# **Data Pre-Processing (Reviews)**

# Importing Libraries

In [None]:
import pandas as pd
import spacy
import scipy
import numpy as np
import uuid

# Importing Functions

In [None]:
from data_cleaning_functions.clean_text import clean_text
from saving_loading_functions.saving_file import saving_file
from saving_loading_functions.loading_file import loading_file

# Declaring Filepaths

In [None]:
raw_filepath = 'data/raw/'
uuid_filepath = 'data/processed/uuid_dataframes/'
adhoc_filepath = 'data/processed/adhoc_fixes/'
filtered_filepath = 'data/processed/filtered_dataframes/'
tokenised_filepath = 'data/processed/tokenised_sentences/'

# Loading Datasets from S3 Bucket

In [None]:
# loading digital and conventional bank dataset
dig_df = loading_file(raw_filepath, 'digital_bank_scraped_data.csv', 0)
conven_df = loading_file(raw_filepath, 'conventional_bank_scraped_data.csv', 0)
n26_df = loading_file(raw_filepath, 'n26_bank_scraped_data.csv', 0)

# 1) Assigning UUID

UUID serves as a unique ID for data engineering further down the pipeline

In [None]:
############## assigning UUID ##########################
# digital bank
dig_df["uuid"] = 0
for i in range(len(dig_df)):
    dig_df.loc[i, "uuid"] = uuid.uuid4()

# conventional bank
conven_df["uuid"] = 0
for i in range(len(conven_df)):
    conven_df.loc[i, "uuid"] = uuid.uuid4()  

# n26
n26_df["uuid"] = 0
for i in range(len(n26_df)):
    n26_df.loc[i, "uuid"] = uuid.uuid4()  

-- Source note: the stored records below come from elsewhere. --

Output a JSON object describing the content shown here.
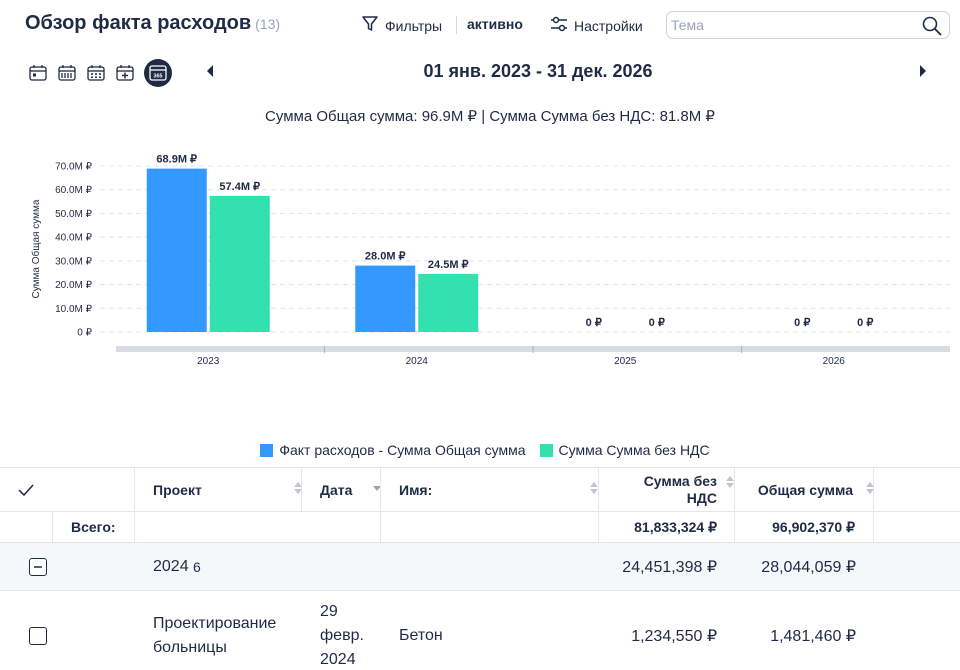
{
  "header": {
    "title": "Обзор факта расходов",
    "count": "(13)",
    "filters_label": "Фильтры",
    "filters_status": "активно",
    "settings_label": "Настройки",
    "search_placeholder": "Тема"
  },
  "period": {
    "range": "01 янв. 2023 - 31 дек. 2026",
    "icons": [
      "calendar-day-icon",
      "calendar-week-icon",
      "calendar-month-icon",
      "calendar-custom-icon",
      "calendar-year-icon"
    ],
    "active_icon_label": "365"
  },
  "chart_summary": "Сумма Общая сумма: 96.9M ₽ | Сумма Сумма без НДС: 81.8M ₽",
  "chart_data": {
    "type": "bar",
    "categories": [
      "2023",
      "2024",
      "2025",
      "2026"
    ],
    "series": [
      {
        "name": "Факт расходов - Сумма Общая сумма",
        "values": [
          68.9,
          28.0,
          0,
          0
        ],
        "labels": [
          "68.9M ₽",
          "28.0M ₽",
          "0 ₽",
          "0 ₽"
        ],
        "color": "#3399ff"
      },
      {
        "name": "Сумма Сумма без НДС",
        "values": [
          57.4,
          24.5,
          0,
          0
        ],
        "labels": [
          "57.4M ₽",
          "24.5M ₽",
          "0 ₽",
          "0 ₽"
        ],
        "color": "#33e0b0"
      }
    ],
    "ylabel": "Сумма Общая сумма",
    "yticks": [
      "0 ₽",
      "10.0M ₽",
      "20.0M ₽",
      "30.0M ₽",
      "40.0M ₽",
      "50.0M ₽",
      "60.0M ₽",
      "70.0M ₽"
    ],
    "ylim": [
      0,
      70
    ],
    "grid": true,
    "legend_position": "bottom"
  },
  "table": {
    "columns": {
      "project": "Проект",
      "date": "Дата",
      "name": "Имя:",
      "no_vat_line1": "Сумма без",
      "no_vat_line2": "НДС",
      "total": "Общая сумма"
    },
    "totals": {
      "label": "Всего:",
      "no_vat": "81,833,324 ₽",
      "total": "96,902,370 ₽"
    },
    "group": {
      "label": "2024",
      "count": "6",
      "no_vat": "24,451,398 ₽",
      "total": "28,044,059 ₽"
    },
    "rows": [
      {
        "project_line1": "Проектирование",
        "project_line2": "больницы",
        "date_line1": "29",
        "date_line2": "февр.",
        "date_line3": "2024",
        "name": "Бетон",
        "no_vat": "1,234,550 ₽",
        "total": "1,481,460 ₽"
      }
    ]
  },
  "colors": {
    "primary": "#1f2a44",
    "blue": "#3399ff",
    "teal": "#33e0b0"
  }
}
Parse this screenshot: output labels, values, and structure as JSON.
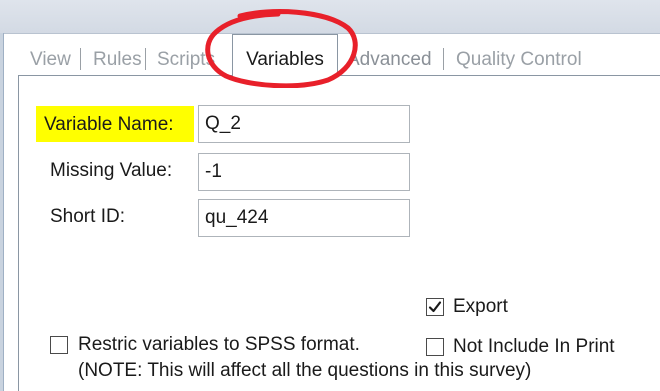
{
  "tabs": [
    {
      "label": "View",
      "active": false
    },
    {
      "label": "Rules",
      "active": false
    },
    {
      "label": "Scripts",
      "active": false
    },
    {
      "label": "Variables",
      "active": true
    },
    {
      "label": "Advanced",
      "active": false
    },
    {
      "label": "Quality Control",
      "active": false
    }
  ],
  "form": {
    "variable_name_label": "Variable Name:",
    "variable_name_value": "Q_2",
    "missing_value_label": "Missing Value:",
    "missing_value_value": "-1",
    "short_id_label": "Short ID:",
    "short_id_value": "qu_424"
  },
  "options": {
    "export_label": "Export",
    "export_checked": true,
    "not_include_label": "Not Include In Print",
    "not_include_checked": false,
    "restrict_label": "Restric variables to SPSS format.",
    "restrict_checked": false,
    "note": "(NOTE: This will affect all the questions in this survey)"
  },
  "colors": {
    "highlight": "#ffff00",
    "annotation": "#e8202a",
    "inactive_tab_text": "#9aa0a6"
  }
}
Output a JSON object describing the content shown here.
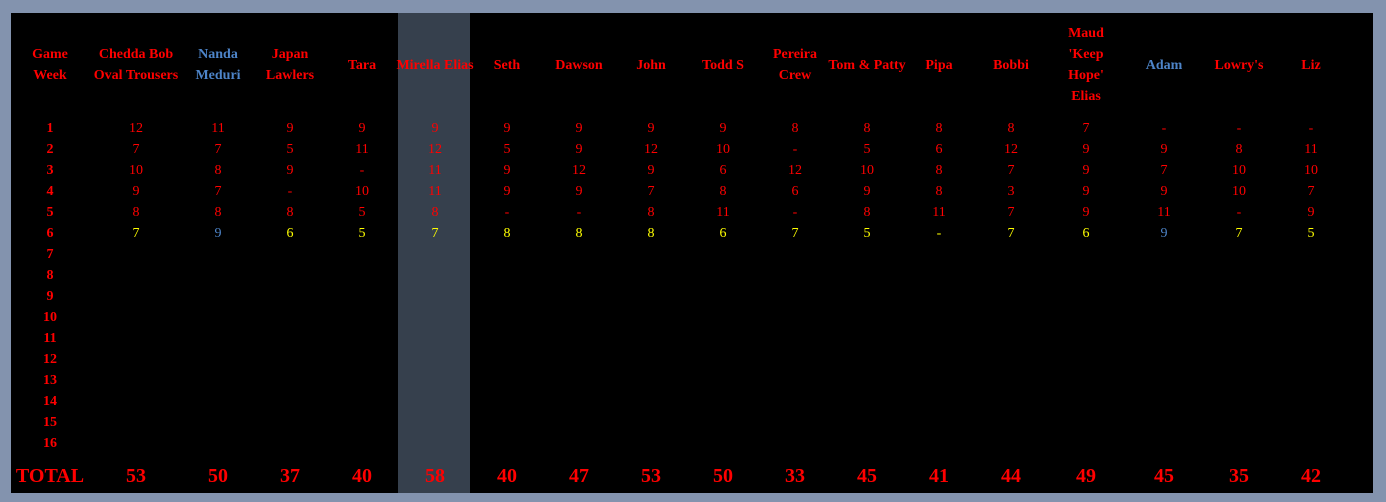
{
  "header": {
    "week_label": "Game Week",
    "players": [
      {
        "name": "Chedda Bob Oval Trousers",
        "color": "red"
      },
      {
        "name": "Nanda Meduri",
        "color": "blue"
      },
      {
        "name": "Japan Lawlers",
        "color": "red"
      },
      {
        "name": "Tara",
        "color": "red"
      },
      {
        "name": "Mirella Elias",
        "color": "red",
        "highlighted": true
      },
      {
        "name": "Seth",
        "color": "red"
      },
      {
        "name": "Dawson",
        "color": "red"
      },
      {
        "name": "John",
        "color": "red"
      },
      {
        "name": "Todd S",
        "color": "red"
      },
      {
        "name": "Pereira Crew",
        "color": "red"
      },
      {
        "name": "Tom & Patty",
        "color": "red"
      },
      {
        "name": "Pipa",
        "color": "red"
      },
      {
        "name": "Bobbi",
        "color": "red"
      },
      {
        "name": "Maud 'Keep Hope' Elias",
        "color": "red"
      },
      {
        "name": "Adam",
        "color": "blue"
      },
      {
        "name": "Lowry's",
        "color": "red"
      },
      {
        "name": "Liz",
        "color": "red"
      }
    ]
  },
  "weeks": [
    {
      "week": "1",
      "scores": [
        "12",
        "11",
        "9",
        "9",
        "9",
        "9",
        "9",
        "9",
        "9",
        "8",
        "8",
        "8",
        "8",
        "7",
        "-",
        "-",
        "-"
      ],
      "colors": "red"
    },
    {
      "week": "2",
      "scores": [
        "7",
        "7",
        "5",
        "11",
        "12",
        "5",
        "9",
        "12",
        "10",
        "-",
        "5",
        "6",
        "12",
        "9",
        "9",
        "8",
        "11"
      ],
      "colors": "red"
    },
    {
      "week": "3",
      "scores": [
        "10",
        "8",
        "9",
        "-",
        "11",
        "9",
        "12",
        "9",
        "6",
        "12",
        "10",
        "8",
        "7",
        "9",
        "7",
        "10",
        "10"
      ],
      "colors": "red"
    },
    {
      "week": "4",
      "scores": [
        "9",
        "7",
        "-",
        "10",
        "11",
        "9",
        "9",
        "7",
        "8",
        "6",
        "9",
        "8",
        "3",
        "9",
        "9",
        "10",
        "7"
      ],
      "colors": "red"
    },
    {
      "week": "5",
      "scores": [
        "8",
        "8",
        "8",
        "5",
        "8",
        "-",
        "-",
        "8",
        "11",
        "-",
        "8",
        "11",
        "7",
        "9",
        "11",
        "-",
        "9"
      ],
      "colors": "red"
    },
    {
      "week": "6",
      "scores": [
        "7",
        "9",
        "6",
        "5",
        "7",
        "8",
        "8",
        "8",
        "6",
        "7",
        "5",
        "-",
        "7",
        "6",
        "9",
        "7",
        "5"
      ],
      "colors": "yellow"
    },
    {
      "week": "7",
      "scores": [],
      "colors": "red"
    },
    {
      "week": "8",
      "scores": [],
      "colors": "red"
    },
    {
      "week": "9",
      "scores": [],
      "colors": "red"
    },
    {
      "week": "10",
      "scores": [],
      "colors": "red"
    },
    {
      "week": "11",
      "scores": [],
      "colors": "red"
    },
    {
      "week": "12",
      "scores": [],
      "colors": "red"
    },
    {
      "week": "13",
      "scores": [],
      "colors": "red"
    },
    {
      "week": "14",
      "scores": [],
      "colors": "red"
    },
    {
      "week": "15",
      "scores": [],
      "colors": "red"
    },
    {
      "week": "16",
      "scores": [],
      "colors": "red"
    }
  ],
  "week6_colors": [
    "yellow",
    "blue",
    "yellow",
    "yellow",
    "yellow",
    "yellow",
    "yellow",
    "yellow",
    "yellow",
    "yellow",
    "yellow",
    "yellow",
    "yellow",
    "yellow",
    "blue",
    "yellow",
    "yellow"
  ],
  "totals": {
    "label": "TOTAL",
    "values": [
      "53",
      "50",
      "37",
      "40",
      "58",
      "40",
      "47",
      "53",
      "50",
      "33",
      "45",
      "41",
      "44",
      "49",
      "45",
      "35",
      "42"
    ]
  },
  "colors": {
    "background": "#8393ae",
    "board": "#000000",
    "highlight_column": "#36404d",
    "red": "#ff0000",
    "yellow": "#ffff00",
    "blue": "#4d84c8"
  }
}
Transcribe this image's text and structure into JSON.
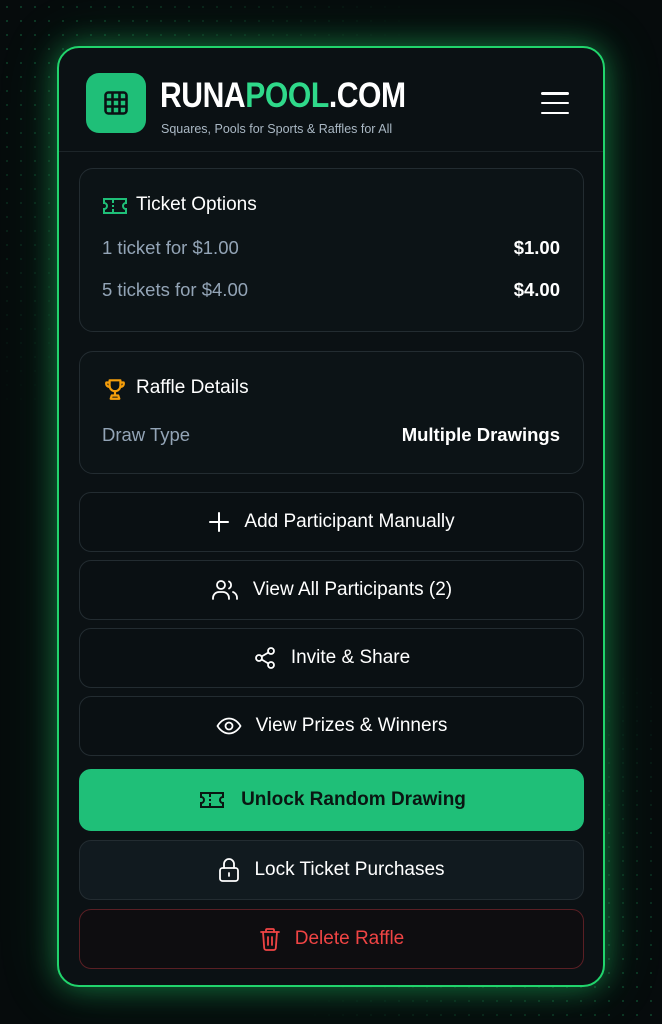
{
  "brand": {
    "name_part1": "RUNA",
    "name_part2": "POOL",
    "name_part3": ".COM",
    "tagline": "Squares, Pools for Sports & Raffles for All",
    "logo_icon": "grid-icon"
  },
  "ticket_options": {
    "title": "Ticket Options",
    "icon": "ticket-icon",
    "rows": [
      {
        "label": "1 ticket for $1.00",
        "value": "$1.00"
      },
      {
        "label": "5 tickets for $4.00",
        "value": "$4.00"
      }
    ]
  },
  "raffle_details": {
    "title": "Raffle Details",
    "icon": "trophy-icon",
    "rows": [
      {
        "label": "Draw Type",
        "value": "Multiple Drawings"
      }
    ]
  },
  "actions": {
    "add_participant": "Add Participant Manually",
    "view_participants": "View All Participants (2)",
    "invite_share": "Invite & Share",
    "view_prizes": "View Prizes & Winners",
    "unlock_drawing": "Unlock Random Drawing",
    "lock_purchases": "Lock Ticket Purchases",
    "delete_raffle": "Delete Raffle"
  },
  "colors": {
    "accent": "#1fbf78",
    "glow": "#21d46c",
    "danger": "#ef4444",
    "trophy": "#f59e0b",
    "background": "#060b0c"
  }
}
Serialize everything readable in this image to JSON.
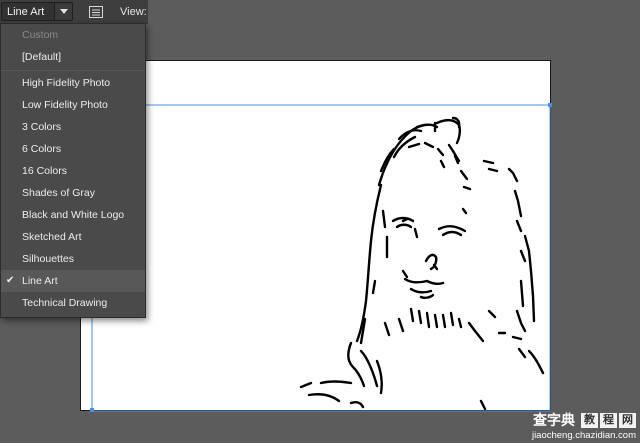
{
  "toolbar": {
    "preset_value": "Line Art",
    "view_label": "View:"
  },
  "menu": {
    "items": [
      {
        "label": "Custom",
        "disabled": true
      },
      {
        "label": "[Default]"
      },
      {
        "label": "High Fidelity Photo"
      },
      {
        "label": "Low Fidelity Photo"
      },
      {
        "label": "3 Colors"
      },
      {
        "label": "6 Colors"
      },
      {
        "label": "16 Colors"
      },
      {
        "label": "Shades of Gray"
      },
      {
        "label": "Black and White Logo"
      },
      {
        "label": "Sketched Art"
      },
      {
        "label": "Silhouettes"
      },
      {
        "label": "Line Art",
        "checked": true
      },
      {
        "label": "Technical Drawing"
      }
    ]
  },
  "canvas": {
    "selection_color": "#4a90e2",
    "trace_color": "#000000"
  },
  "watermark": {
    "brand": "查字典",
    "boxes": [
      "教",
      "程",
      "网"
    ],
    "url": "jiaocheng.chazidian.com"
  },
  "icons": {
    "dropdown_arrow": "triangle-down-icon",
    "panel_button": "panel-list-icon",
    "checkmark": "checkmark-icon"
  }
}
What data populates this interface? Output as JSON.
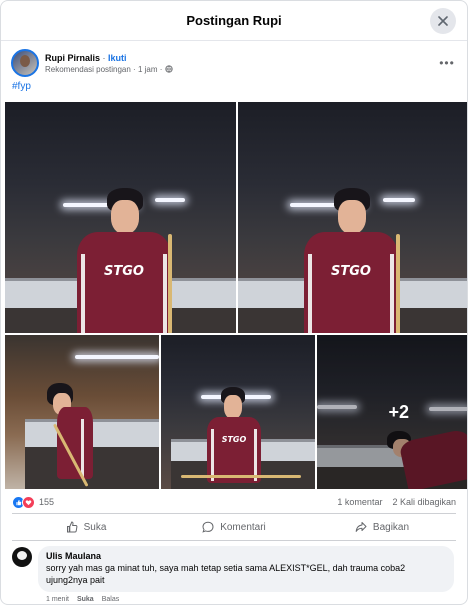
{
  "header": {
    "title": "Postingan Rupi"
  },
  "post": {
    "author": "Rupi Pirnalis",
    "separator": "·",
    "follow_label": "Ikuti",
    "meta": "Rekomendasi postingan · 1 jam ·",
    "hashtag": "#fyp",
    "more_photos_label": "+2",
    "photo_logo_text": "STGO"
  },
  "stats": {
    "reaction_count": "155",
    "comments": "1 komentar",
    "shares": "2 Kali dibagikan"
  },
  "actions": {
    "like": "Suka",
    "comment": "Komentari",
    "share": "Bagikan"
  },
  "comment": {
    "author": "Ulis Maulana",
    "text": "sorry yah mas ga minat tuh, saya mah tetap setia sama ALEXIST*GEL, dah trauma coba2 ujung2nya pait",
    "time": "1 menit",
    "like": "Suka",
    "reply": "Balas"
  },
  "icons": {
    "close": "close-icon",
    "globe": "globe-icon",
    "more": "more-options-icon",
    "like": "thumbs-up-icon",
    "love": "heart-icon",
    "comment": "comment-bubble-icon",
    "share": "share-arrow-icon"
  },
  "colors": {
    "accent": "#1b74e4",
    "jacket": "#7c1f34",
    "like_blue": "#1877f2",
    "love_red": "#f33e58"
  }
}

############ saving files onto bucket ####################
# saving resampled dataset
saving_file(dig_df, uuid_filepath, 'digital_bank_scraped_data_uuid.csv')
saving_file(conven_df, uuid_filepath, 'conventional_bank_scraped_data_uuid.csv')
saving_file(n26_df, uuid_filepath, 'n26_bank_scraped_data_uuid.csv')

# 2) Merging Onto Single Dataframe

In [None]:
# merging
df = pd.concat([dig_df, conven_df, n26_df], ignore_index=True)

# saving dataframe
saving_file(df, uuid_filepath, 'all_bank_scraped_data_missing_dates_uuid.csv')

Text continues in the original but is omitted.